Mining machine secondary markets surge

As a result of the shortage of new machines, miners are turning to the secondary market despite the machines being older and with possible quality issues. Even in China, with its highly developed and widely used e-commerce market dominated by platforms run by Alibaba and JD.com, it is hard to buy either new or second-hand mining machines online.

One reason for China’s lack of e-commerce related to crypto mining equipment may be the nation’s lack of clear regulations. While holding cryptocurrency is legal in China, crypto mining — which creates adds to the supply of cryptocurrency and affects the crypto market’s liquidity — is in more of a regulatory gray zone.

Shenzhen Saige Electronics Market, one of China’s best-known markets that sell mining machines, has been selling second-hand mining rigs at a big premium. Last month, a reporter from Jiemian.com visited the market as a prospective buyer and learned that the price of an Antminer S19 95T ranged from CNY 46,000, or about US$7,100, to CNY 49,000 yuan, or US$7,600 — a markup of around 40% from Bitmain’s original listed price, according to checks by Forkast.News

Aside from physical electronic markets, the private buying and selling of used mining machines via online forums is common. A recent search for second-hand mining machines on the forum Wakuang.com showed nearly 500 search results, suggesting an active market exists via that channel.

Search results on mining rig vendor's website
Searching result of “second-hand mining machines” on Mining.com

Despite the heightened demand, 2020 was not an easy year for mining machines manufacturers.  As more investors stepped into the crypto mining sector toward the end of 2020, manufacturers struggled to keep pace.

“The ongoing Covid-19 pandemic and the plunging price of bitcoin in March 2020 meant that most hardware manufacturers were unprepared for the surge in market demand at the end of the year,” Zhang said. 
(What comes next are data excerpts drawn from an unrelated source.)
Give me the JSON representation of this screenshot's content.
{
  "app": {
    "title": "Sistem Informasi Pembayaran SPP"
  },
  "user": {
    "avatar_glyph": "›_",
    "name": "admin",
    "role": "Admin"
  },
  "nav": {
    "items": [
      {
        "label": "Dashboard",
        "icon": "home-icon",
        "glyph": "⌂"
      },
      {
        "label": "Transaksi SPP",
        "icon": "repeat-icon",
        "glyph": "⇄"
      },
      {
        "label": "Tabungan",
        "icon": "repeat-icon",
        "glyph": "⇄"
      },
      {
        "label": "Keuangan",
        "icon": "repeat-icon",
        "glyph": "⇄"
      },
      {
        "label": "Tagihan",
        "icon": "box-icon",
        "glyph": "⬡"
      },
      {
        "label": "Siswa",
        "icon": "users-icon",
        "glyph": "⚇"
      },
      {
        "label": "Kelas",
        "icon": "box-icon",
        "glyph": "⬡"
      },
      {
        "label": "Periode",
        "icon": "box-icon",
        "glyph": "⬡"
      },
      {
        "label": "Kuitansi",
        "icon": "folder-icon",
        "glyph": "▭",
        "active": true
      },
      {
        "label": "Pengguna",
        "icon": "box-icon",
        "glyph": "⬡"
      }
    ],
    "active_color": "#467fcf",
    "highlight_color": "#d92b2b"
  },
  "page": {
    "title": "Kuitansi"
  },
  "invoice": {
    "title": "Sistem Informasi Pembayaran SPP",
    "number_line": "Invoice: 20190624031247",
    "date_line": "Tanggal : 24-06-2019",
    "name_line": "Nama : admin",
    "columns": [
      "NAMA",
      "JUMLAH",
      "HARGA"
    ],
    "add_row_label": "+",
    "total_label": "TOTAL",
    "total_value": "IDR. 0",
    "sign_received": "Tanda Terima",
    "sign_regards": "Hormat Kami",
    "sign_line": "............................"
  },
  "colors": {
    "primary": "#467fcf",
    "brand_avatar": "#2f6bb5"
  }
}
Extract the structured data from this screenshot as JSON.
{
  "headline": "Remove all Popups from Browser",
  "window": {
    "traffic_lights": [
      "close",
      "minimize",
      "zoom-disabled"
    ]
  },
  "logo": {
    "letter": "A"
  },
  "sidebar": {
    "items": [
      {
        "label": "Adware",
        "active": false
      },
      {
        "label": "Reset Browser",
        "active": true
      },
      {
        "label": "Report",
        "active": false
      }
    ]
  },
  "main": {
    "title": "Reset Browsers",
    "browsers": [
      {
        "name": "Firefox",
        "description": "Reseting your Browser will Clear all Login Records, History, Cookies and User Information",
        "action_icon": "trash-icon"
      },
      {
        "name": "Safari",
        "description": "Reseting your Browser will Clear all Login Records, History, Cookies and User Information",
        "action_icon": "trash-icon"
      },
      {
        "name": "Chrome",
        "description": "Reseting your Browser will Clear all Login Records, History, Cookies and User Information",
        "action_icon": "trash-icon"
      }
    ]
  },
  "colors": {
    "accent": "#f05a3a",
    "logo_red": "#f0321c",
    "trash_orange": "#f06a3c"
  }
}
A global chip shortage also hampered the production of mining machines. The pandemic caused major disruption to the global industrial supply chain, Jiang said. He added that “industries from mobile phones to vehicles have recovered gradually this year. Demand for chips has soared.” 

The main producers of specially designed chips used in mining rigs, TSMC and Samsung Electronics, prioritize supplies to sectors such as 5G and consumer electronics, where chip demand is considered more stable, Alex Ao, Vice President at InnoSilicon Technology Ltd., a Silicon Valley-based chip designer and major provider of mining equipment, told Reuters.  

Stimulated by Tesla’s investment, the cryptocurrency and mining industry are on the radar of more investors. Yet, for the crypto mining industry, that could be a double-edged sword. 

“Elon Musk’s interest has helped to attract more companies to shift their focus to cryptocurrencies as a legitimate asset class — and the injection of large amounts of funds from institutional investors will only serve to promote the commercialization of cryptocurrency mining in the long run,” Zhang said. 

But for small miners, the equipment shortage and rising prices might make it that much harder for them to survive. “The whole mining industry has gradually become a capital-oriented one,” Jiang said, adding that it may be inevitable that crypto mining will become more centralized and controlled by big miners in the future.